Defendants and their experts agreed that the condition causing Plaintiff’s quadriplegia was not preventable. Defendants’ position was that the sole cause of Plaintiff’s quadriplegia was the aggressive bacterial infection he developed prior to his arrival at the hospital. Plaintiff and Plaintiff’s experts believed that there was a different cause that the Defendant at the first hospital missed and failed to diagnose, causing Plaintiff’s quadriplegia.

In an attempt to exploit our Defendant, Plaintiff tried to allege that the subsequent treating hospital and all medical providers had no involvement in causing Plaintiff’s quadriplegia. However, some of Plaintiff’s own experts agreed that the subsequent treating hospital could have prevented Plaintiff’s unfortunate outcome and were negligent as well.

To further assist with defending the case, new law was created allowing non-parties to be listed on the verdict form. Therefore, allow the defense to argue that if the cause of Plaintiff’s injuries was due to the lack of treatment Plaintiff received, as being argued by Plaintiff, the defense was permitted to argue the cause of his injuries was the subsequent treating hospital, plaintiff chose not to sue.

Therefore, as an alternative to Defendants’ argument that there was nothing to prevent Plaintiff’s quadriplegia, the defense would have been permitted to put the subsequent hospital on the verdict form in an effort to show that it was the hospital’s negligence in its treatment of Plaintiff for eight days following his transfer from the Defendants’ care.

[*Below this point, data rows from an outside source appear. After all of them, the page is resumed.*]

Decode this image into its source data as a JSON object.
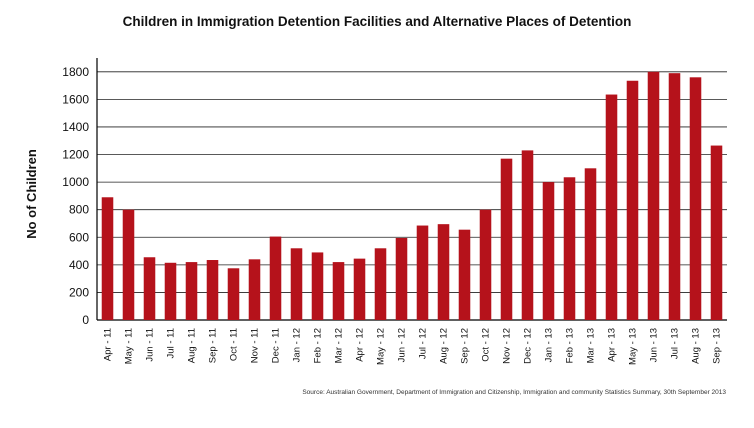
{
  "chart_data": {
    "type": "bar",
    "title": "Children in Immigration Detention Facilities and Alternative Places of Detention",
    "ylabel": "No of Children",
    "xlabel": "",
    "source": "Source: Australian Government, Department of Immigration and Citizenship, Immigration and community Statistics Summary, 30th September 2013",
    "ylim": [
      0,
      1900
    ],
    "yticks": [
      0,
      200,
      400,
      600,
      800,
      1000,
      1200,
      1400,
      1600,
      1800
    ],
    "grid": true,
    "bar_color": "#b5121b",
    "categories": [
      "Apr - 11",
      "May - 11",
      "Jun - 11",
      "Jul - 11",
      "Aug - 11",
      "Sep - 11",
      "Oct - 11",
      "Nov - 11",
      "Dec - 11",
      "Jan - 12",
      "Feb - 12",
      "Mar - 12",
      "Apr - 12",
      "May - 12",
      "Jun - 12",
      "Jul - 12",
      "Aug - 12",
      "Sep - 12",
      "Oct - 12",
      "Nov - 12",
      "Dec - 12",
      "Jan - 13",
      "Feb - 13",
      "Mar - 13",
      "Apr - 13",
      "May - 13",
      "Jun - 13",
      "Jul - 13",
      "Aug - 13",
      "Sep - 13"
    ],
    "values": [
      890,
      800,
      455,
      415,
      420,
      435,
      375,
      440,
      605,
      520,
      490,
      420,
      445,
      520,
      595,
      685,
      695,
      655,
      800,
      1170,
      1230,
      1000,
      1035,
      1100,
      1635,
      1735,
      1800,
      1790,
      1760,
      1265
    ]
  }
}
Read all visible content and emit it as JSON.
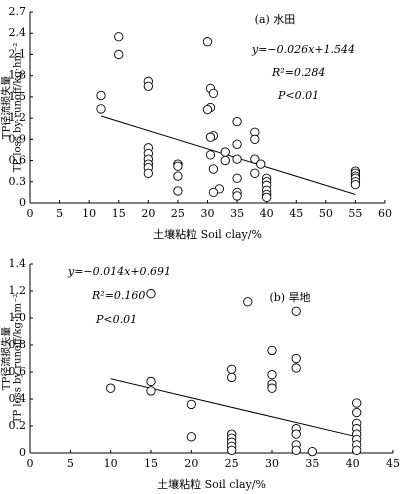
{
  "chart_data": [
    {
      "type": "scatter",
      "title": "(a) 水田",
      "annotations": [
        "y=−0.026x+1.544",
        "R²=0.284",
        "P<0.01"
      ],
      "xlabel": "土壤粘粒 Soil clay/%",
      "ylabel": [
        "TP径流损失量",
        "TP loss by runoff/kg·hm⁻²"
      ],
      "xlim": [
        0,
        60
      ],
      "xticks": [
        0,
        5,
        10,
        15,
        20,
        25,
        30,
        35,
        40,
        45,
        50,
        55,
        60
      ],
      "ylim": [
        0,
        2.7
      ],
      "yticks": [
        0,
        0.3,
        0.6,
        0.9,
        1.2,
        1.5,
        1.8,
        2.1,
        2.4,
        2.7
      ],
      "series": [
        {
          "color": "#000000",
          "x": [
            12,
            12,
            15,
            15,
            20,
            20,
            20,
            20,
            20,
            20,
            20,
            20,
            25,
            25,
            25,
            25,
            30,
            30.5,
            31,
            30.5,
            30,
            31,
            30.5,
            30.5,
            31,
            32,
            31,
            33,
            33,
            35,
            35,
            35,
            35,
            35,
            35,
            38,
            38,
            38,
            38,
            40,
            40,
            40,
            40,
            40,
            40,
            39,
            55,
            55,
            55,
            55,
            55,
            55
          ],
          "values": [
            1.52,
            1.33,
            2.35,
            2.1,
            1.72,
            1.65,
            0.78,
            0.7,
            0.62,
            0.55,
            0.5,
            0.42,
            0.55,
            0.52,
            0.38,
            0.17,
            2.28,
            1.62,
            1.55,
            1.35,
            1.32,
            0.95,
            0.93,
            0.68,
            0.48,
            0.2,
            0.15,
            0.72,
            0.6,
            1.15,
            0.83,
            0.62,
            0.35,
            0.15,
            0.1,
            1.0,
            0.9,
            0.62,
            0.42,
            0.35,
            0.3,
            0.25,
            0.18,
            0.12,
            0.08,
            0.55,
            0.45,
            0.42,
            0.38,
            0.35,
            0.3,
            0.26
          ]
        }
      ],
      "trendline": {
        "x": [
          12,
          55
        ],
        "values": [
          1.23,
          0.12
        ]
      }
    },
    {
      "type": "scatter",
      "title": "(b) 旱地",
      "annotations": [
        "y=−0.014x+0.691",
        "R²=0.160",
        "P<0.01"
      ],
      "xlabel": "土壤粘粒 Soil clay/%",
      "ylabel": [
        "TP径流损失量",
        "TP loss by runoff/kg·hm⁻²"
      ],
      "xlim": [
        0,
        45
      ],
      "xticks": [
        0,
        5,
        10,
        15,
        20,
        25,
        30,
        35,
        40,
        45
      ],
      "ylim": [
        0,
        1.4
      ],
      "yticks": [
        0,
        0.2,
        0.4,
        0.6,
        0.8,
        {
          "value": 1,
          "label": "1.0"
        },
        1.2,
        1.4
      ],
      "series": [
        {
          "color": "#000000",
          "x": [
            10,
            15,
            15,
            15,
            20,
            20,
            25,
            25,
            25,
            25,
            25,
            25,
            25,
            27,
            30,
            30,
            30,
            30,
            33,
            33,
            33,
            33,
            33,
            33,
            33,
            35,
            40.5,
            40.5,
            40.5,
            40.5,
            40.5,
            40.5,
            40.5,
            40.5
          ],
          "values": [
            0.48,
            1.18,
            0.53,
            0.46,
            0.36,
            0.12,
            0.62,
            0.56,
            0.14,
            0.11,
            0.08,
            0.05,
            0.02,
            1.12,
            0.76,
            0.58,
            0.51,
            0.48,
            1.05,
            0.7,
            0.63,
            0.18,
            0.14,
            0.06,
            0.02,
            0.01,
            0.37,
            0.3,
            0.22,
            0.18,
            0.14,
            0.1,
            0.06,
            0.02
          ]
        }
      ],
      "trendline": {
        "x": [
          10,
          40.5
        ],
        "values": [
          0.55,
          0.12
        ]
      }
    }
  ]
}
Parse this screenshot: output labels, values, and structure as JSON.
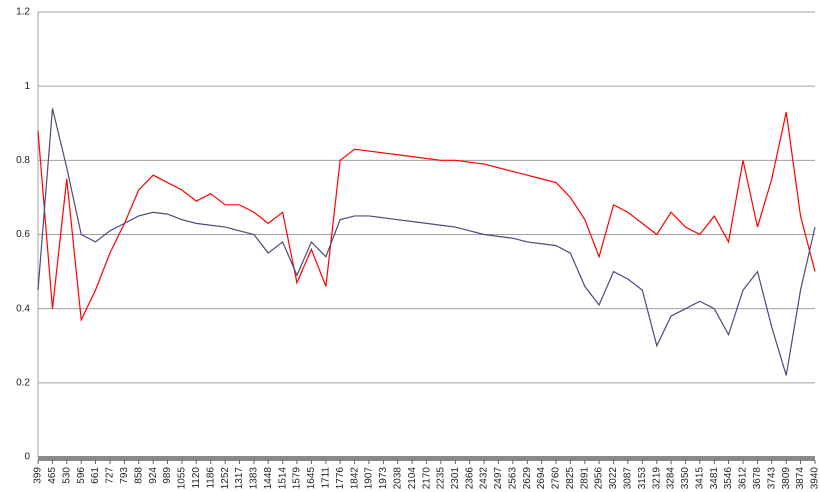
{
  "chart_data": {
    "type": "line",
    "x": [
      399,
      465,
      530,
      596,
      661,
      727,
      793,
      858,
      924,
      989,
      1055,
      1120,
      1186,
      1252,
      1317,
      1383,
      1448,
      1514,
      1579,
      1645,
      1711,
      1776,
      1842,
      1907,
      1973,
      2038,
      2104,
      2170,
      2235,
      2301,
      2366,
      2432,
      2497,
      2563,
      2629,
      2694,
      2760,
      2825,
      2891,
      2956,
      3022,
      3087,
      3153,
      3219,
      3284,
      3350,
      3415,
      3481,
      3546,
      3612,
      3678,
      3743,
      3809,
      3874,
      3940
    ],
    "series": [
      {
        "color": "#ff0000",
        "values": [
          0.88,
          0.4,
          0.75,
          0.37,
          0.45,
          0.55,
          0.63,
          0.72,
          0.76,
          0.74,
          0.72,
          0.69,
          0.71,
          0.68,
          0.68,
          0.66,
          0.63,
          0.66,
          0.47,
          0.56,
          0.46,
          0.8,
          0.83,
          0.825,
          0.82,
          0.815,
          0.81,
          0.805,
          0.8,
          0.8,
          0.795,
          0.79,
          0.78,
          0.77,
          0.76,
          0.75,
          0.74,
          0.7,
          0.64,
          0.54,
          0.68,
          0.66,
          0.63,
          0.6,
          0.66,
          0.62,
          0.6,
          0.65,
          0.58,
          0.8,
          0.62,
          0.75,
          0.93,
          0.65,
          0.5
        ]
      },
      {
        "color": "#4b4b7c",
        "values": [
          0.45,
          0.94,
          0.78,
          0.6,
          0.58,
          0.61,
          0.63,
          0.65,
          0.66,
          0.655,
          0.64,
          0.63,
          0.625,
          0.62,
          0.61,
          0.6,
          0.55,
          0.58,
          0.49,
          0.58,
          0.54,
          0.64,
          0.65,
          0.65,
          0.645,
          0.64,
          0.635,
          0.63,
          0.625,
          0.62,
          0.61,
          0.6,
          0.595,
          0.59,
          0.58,
          0.575,
          0.57,
          0.55,
          0.46,
          0.41,
          0.5,
          0.48,
          0.45,
          0.3,
          0.38,
          0.4,
          0.42,
          0.4,
          0.33,
          0.45,
          0.5,
          0.35,
          0.22,
          0.45,
          0.62
        ]
      }
    ],
    "xlim": [
      399,
      3940
    ],
    "xticks": [
      399,
      465,
      530,
      596,
      661,
      727,
      793,
      858,
      924,
      989,
      1055,
      1120,
      1186,
      1252,
      1317,
      1383,
      1448,
      1514,
      1579,
      1645,
      1711,
      1776,
      1842,
      1907,
      1973,
      2038,
      2104,
      2170,
      2235,
      2301,
      2366,
      2432,
      2497,
      2563,
      2629,
      2694,
      2760,
      2825,
      2891,
      2956,
      3022,
      3087,
      3153,
      3219,
      3284,
      3350,
      3415,
      3481,
      3546,
      3612,
      3678,
      3743,
      3809,
      3874,
      3940
    ],
    "ylim": [
      0,
      1.2
    ],
    "yticks": [
      0,
      0.2,
      0.4,
      0.6,
      0.8,
      1,
      1.2
    ],
    "grid": true
  }
}
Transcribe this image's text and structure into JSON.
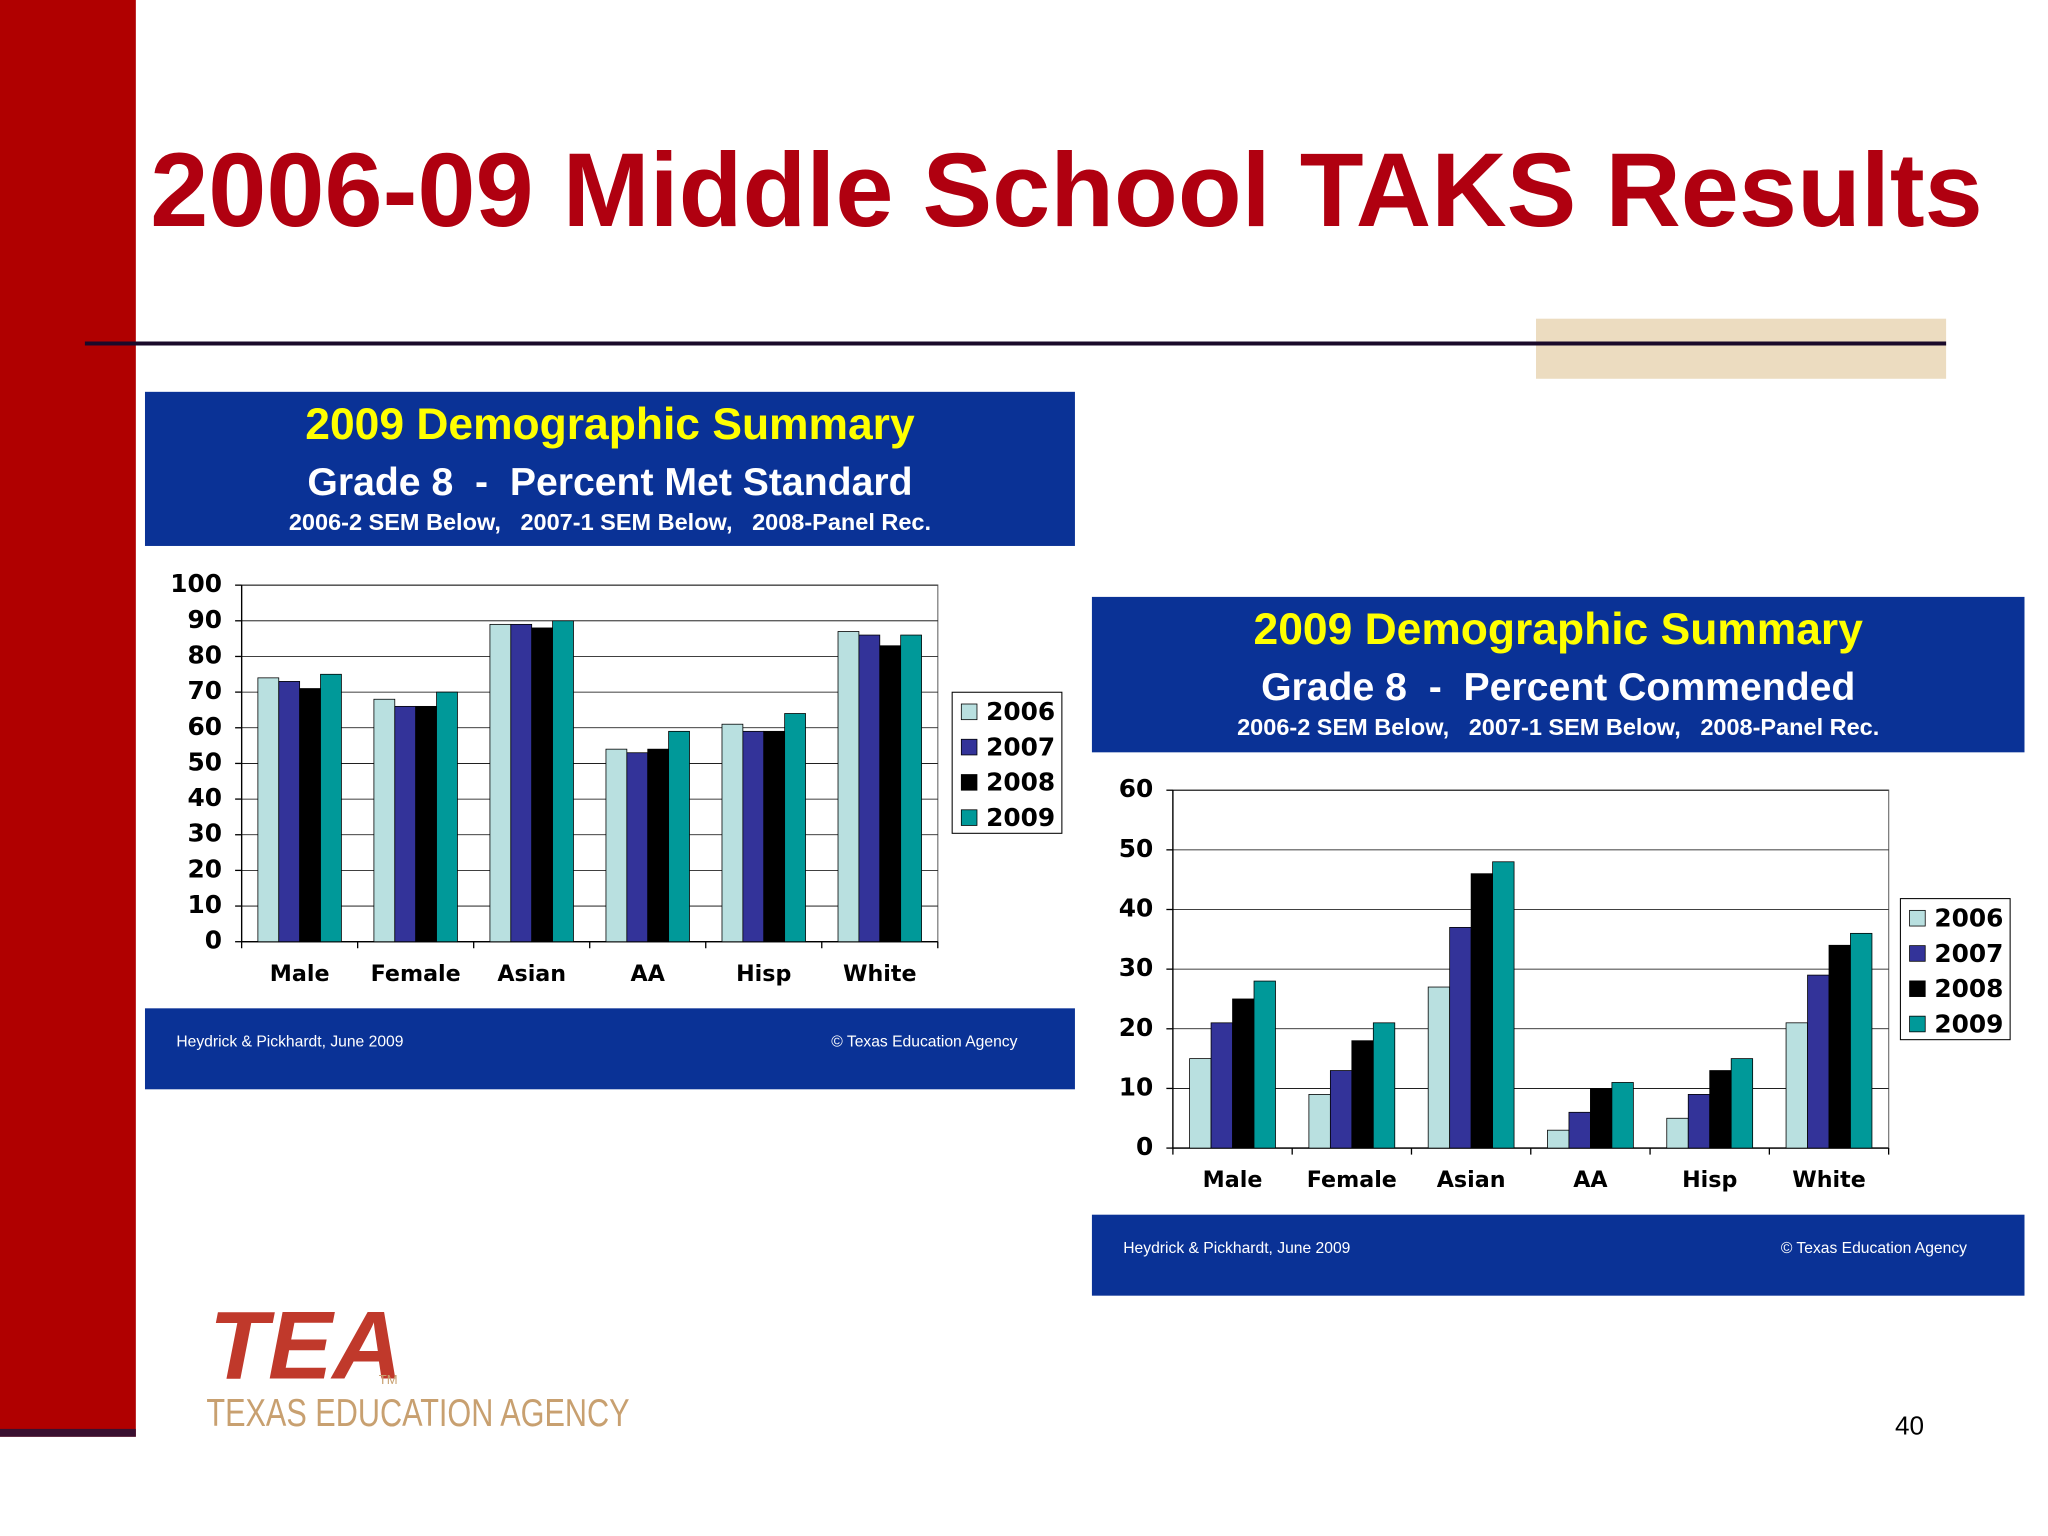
{
  "title": "2006-09 Middle School TAKS Results",
  "page_number": "40",
  "logo": {
    "mark": "TEA",
    "trademark": "TM",
    "name": "TEXAS EDUCATION AGENCY"
  },
  "chart_data": [
    {
      "type": "bar",
      "title": "2009 Demographic Summary",
      "subtitle": "Grade 8  -  Percent Met Standard",
      "note": "2006-2 SEM Below,   2007-1 SEM Below,   2008-Panel Rec.",
      "categories": [
        "Male",
        "Female",
        "Asian",
        "AA",
        "Hisp",
        "White"
      ],
      "series": [
        {
          "name": "2006",
          "color": "#b9e0e0",
          "values": [
            74,
            68,
            89,
            54,
            61,
            87
          ]
        },
        {
          "name": "2007",
          "color": "#333399",
          "values": [
            73,
            66,
            89,
            53,
            59,
            86
          ]
        },
        {
          "name": "2008",
          "color": "#000000",
          "values": [
            71,
            66,
            88,
            54,
            59,
            83
          ]
        },
        {
          "name": "2009",
          "color": "#009999",
          "values": [
            75,
            70,
            90,
            59,
            64,
            86
          ]
        }
      ],
      "ylim": [
        0,
        100
      ],
      "yticks": [
        0,
        10,
        20,
        30,
        40,
        50,
        60,
        70,
        80,
        90,
        100
      ],
      "grid": true,
      "legend": "right",
      "footer_left": "Heydrick & Pickhardt, June 2009",
      "footer_right": "© Texas Education Agency"
    },
    {
      "type": "bar",
      "title": "2009 Demographic Summary",
      "subtitle": "Grade 8  -  Percent Commended",
      "note": "2006-2 SEM Below,   2007-1 SEM Below,   2008-Panel Rec.",
      "categories": [
        "Male",
        "Female",
        "Asian",
        "AA",
        "Hisp",
        "White"
      ],
      "series": [
        {
          "name": "2006",
          "color": "#b9e0e0",
          "values": [
            15,
            9,
            27,
            3,
            5,
            21
          ]
        },
        {
          "name": "2007",
          "color": "#333399",
          "values": [
            21,
            13,
            37,
            6,
            9,
            29
          ]
        },
        {
          "name": "2008",
          "color": "#000000",
          "values": [
            25,
            18,
            46,
            10,
            13,
            34
          ]
        },
        {
          "name": "2009",
          "color": "#009999",
          "values": [
            28,
            21,
            48,
            11,
            15,
            36
          ]
        }
      ],
      "ylim": [
        0,
        60
      ],
      "yticks": [
        0,
        10,
        20,
        30,
        40,
        50,
        60
      ],
      "grid": true,
      "legend": "right",
      "footer_left": "Heydrick & Pickhardt, June 2009",
      "footer_right": "© Texas Education Agency"
    }
  ]
}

Due to the circumstances, and because it was a several liability case, the defense became much stronger on the eve of trial with the new law.

At the beginning of jury selection, Patton & Ryan renewed all of Defendants’ previously denied pertinent motions in limine and motions for summary judgment. After approximately one week of jury selection, with numerous motions for mistrial made by the defense and knowing we were fully prepared to proceed to verdict, Plaintiff accepted the last offer made at mediation one month prior.